Ia menilai FGD ini menjadi forum strategis untuk menyatukan pandangan, data, masukan, dan rekomendasi dari seluruh pemangku kepentingan sehingga menghasilkan kebijakan yang komprehensif.
Karena itu, seluruh peserta diminta memberikan masukan yang konstruktif sesuai tugas dan fungsi masing-masing, terutama terkait data sosial, kondisi kampung, masyarakat terdampak, aspek budaya, potensi konflik sosial, peluang pemberdayaan masyarakat, hingga skema manfaat yang dapat dirasakan masyarakat.
Bupati juga berharap masterplan yang dihasilkan nantinya tidak hanya menjadi dokumen administratif, tetapi benar-benar menjadi dokumen kebijakan yang realistis, dapat diimplementasikan, dan berpihak kepada masyarakat Mimika.

“Hasil FGD ini diharapkan menjadi bahan penting dalam penyempurnaan masterplan, khususnya untuk memastikan aspek sosial budaya mendapat perhatian yang memadai. Jangan sampai kebijakan pembangunan mengabaikan masyarakat sebagai subjek utama pembangunan,” tegasnya.
Bupati dalam pernyataannya secara khusus menekankan empat poin penting yang harus menjadi perhatian dalam penyusunan masterplan.
Pertama, review masterplan harus mengutamakan kepentingan masyarakat lokal dan masyarakat adat di Kabupaten Mimika.
Kedua, pemanfaatan tailing harus diarahkan untuk mendukung pembangunan daerah, membuka peluang ekonomi, serta memberikan manfaat yang adil bagi masyarakat.
Ketiga, aspek sosial budaya harus menjadi bagian utama dalam perumusan kebijakan, bukan sekadar pelengkap.
Keempat, seluruh organisasi perangkat daerah (OPD) harus bekerja secara terpadu agar setiap rekomendasi yang dihasilkan dapat ditindaklanjuti melalui program, regulasi, maupun kerja sama lintas sektor.

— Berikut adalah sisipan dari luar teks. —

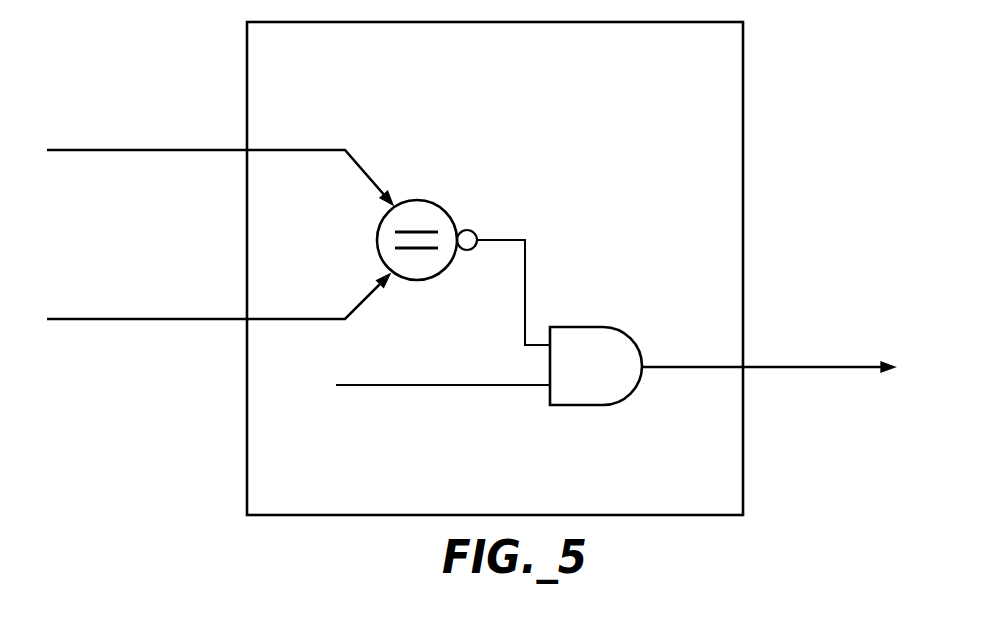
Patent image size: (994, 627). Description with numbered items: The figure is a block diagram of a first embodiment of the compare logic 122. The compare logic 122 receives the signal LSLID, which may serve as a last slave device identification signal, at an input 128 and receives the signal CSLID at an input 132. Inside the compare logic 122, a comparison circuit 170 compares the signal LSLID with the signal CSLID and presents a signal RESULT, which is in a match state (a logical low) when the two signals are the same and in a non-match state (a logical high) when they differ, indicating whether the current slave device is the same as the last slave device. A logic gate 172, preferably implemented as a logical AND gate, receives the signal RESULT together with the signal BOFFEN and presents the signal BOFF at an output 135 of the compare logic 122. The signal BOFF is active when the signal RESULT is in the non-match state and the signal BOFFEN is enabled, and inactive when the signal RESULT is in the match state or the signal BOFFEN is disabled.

The compare logic 122 is at (744, 243).
The input 128 is at (245, 153).
The input 132 is at (245, 320).
The comparison circuit 170 is at (437, 202).
The logic gate 172 is at (595, 406).
The output 135 is at (745, 370).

Bupati optimistis kolaborasi antara Pemkab Mimika, PTFI, kalangan akademisi, tokoh adat, tokoh masyarakat, dan seluruh pemangku kepentingan akan menghasilkan arah pengelolaan dan pemanfaatan tailing yang lebih baik bagi Mimika.

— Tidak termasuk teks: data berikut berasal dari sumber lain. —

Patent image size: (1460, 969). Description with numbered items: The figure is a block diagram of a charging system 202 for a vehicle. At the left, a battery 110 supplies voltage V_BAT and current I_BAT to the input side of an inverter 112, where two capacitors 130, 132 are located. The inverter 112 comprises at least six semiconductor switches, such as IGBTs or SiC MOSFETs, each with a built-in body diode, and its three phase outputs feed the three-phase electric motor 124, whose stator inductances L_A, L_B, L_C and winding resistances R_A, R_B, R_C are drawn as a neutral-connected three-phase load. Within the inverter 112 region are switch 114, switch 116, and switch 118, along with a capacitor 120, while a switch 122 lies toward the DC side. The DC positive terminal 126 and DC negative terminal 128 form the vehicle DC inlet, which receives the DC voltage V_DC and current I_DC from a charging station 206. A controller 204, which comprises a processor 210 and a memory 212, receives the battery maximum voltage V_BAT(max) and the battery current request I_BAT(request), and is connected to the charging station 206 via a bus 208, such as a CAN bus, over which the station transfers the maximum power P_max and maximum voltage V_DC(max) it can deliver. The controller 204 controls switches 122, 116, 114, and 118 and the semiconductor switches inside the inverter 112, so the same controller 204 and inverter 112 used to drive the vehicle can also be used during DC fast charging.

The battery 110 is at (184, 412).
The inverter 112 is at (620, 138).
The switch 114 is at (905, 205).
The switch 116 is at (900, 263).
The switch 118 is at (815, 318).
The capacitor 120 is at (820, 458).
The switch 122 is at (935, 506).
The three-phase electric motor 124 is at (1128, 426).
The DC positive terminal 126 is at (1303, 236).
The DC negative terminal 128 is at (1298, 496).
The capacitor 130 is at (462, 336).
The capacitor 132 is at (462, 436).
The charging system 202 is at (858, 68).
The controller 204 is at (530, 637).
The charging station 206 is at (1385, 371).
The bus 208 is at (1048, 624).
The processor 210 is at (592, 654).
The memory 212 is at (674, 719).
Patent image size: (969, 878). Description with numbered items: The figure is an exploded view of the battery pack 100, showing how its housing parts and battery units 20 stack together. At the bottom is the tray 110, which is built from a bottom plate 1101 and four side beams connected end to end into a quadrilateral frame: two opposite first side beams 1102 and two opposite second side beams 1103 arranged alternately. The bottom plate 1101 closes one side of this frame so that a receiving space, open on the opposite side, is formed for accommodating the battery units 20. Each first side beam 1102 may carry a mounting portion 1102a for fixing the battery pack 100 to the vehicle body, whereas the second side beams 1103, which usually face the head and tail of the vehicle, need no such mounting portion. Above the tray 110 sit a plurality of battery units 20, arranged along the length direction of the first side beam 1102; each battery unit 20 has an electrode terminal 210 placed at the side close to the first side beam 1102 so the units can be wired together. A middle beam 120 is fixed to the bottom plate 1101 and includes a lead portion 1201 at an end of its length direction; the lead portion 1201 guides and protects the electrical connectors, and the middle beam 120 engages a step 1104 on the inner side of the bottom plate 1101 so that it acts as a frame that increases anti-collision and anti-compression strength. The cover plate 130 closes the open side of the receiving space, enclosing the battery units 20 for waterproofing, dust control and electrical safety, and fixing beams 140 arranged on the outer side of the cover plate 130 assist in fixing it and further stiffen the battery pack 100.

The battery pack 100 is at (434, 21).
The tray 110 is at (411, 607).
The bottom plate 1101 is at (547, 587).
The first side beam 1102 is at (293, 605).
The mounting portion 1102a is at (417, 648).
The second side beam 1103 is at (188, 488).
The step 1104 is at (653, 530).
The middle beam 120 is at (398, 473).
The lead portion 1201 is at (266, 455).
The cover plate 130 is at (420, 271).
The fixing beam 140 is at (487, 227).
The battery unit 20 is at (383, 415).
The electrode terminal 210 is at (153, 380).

Ia berharap FGD tersebut mampu melahirkan rekomendasi yang tajam, konkret, dan disertai langkah tindak lanjut yang jelas sebagai dasar penyempurnaan masterplan ke depan.
“Semoga Tuhan Yang Maha Esa senantiasa membimbing dan memberkati setiap usaha baik kita untuk membangun Kabupaten Mimika yang maju, adil, sejahtera, dan berdaya saing,” pungkasnya.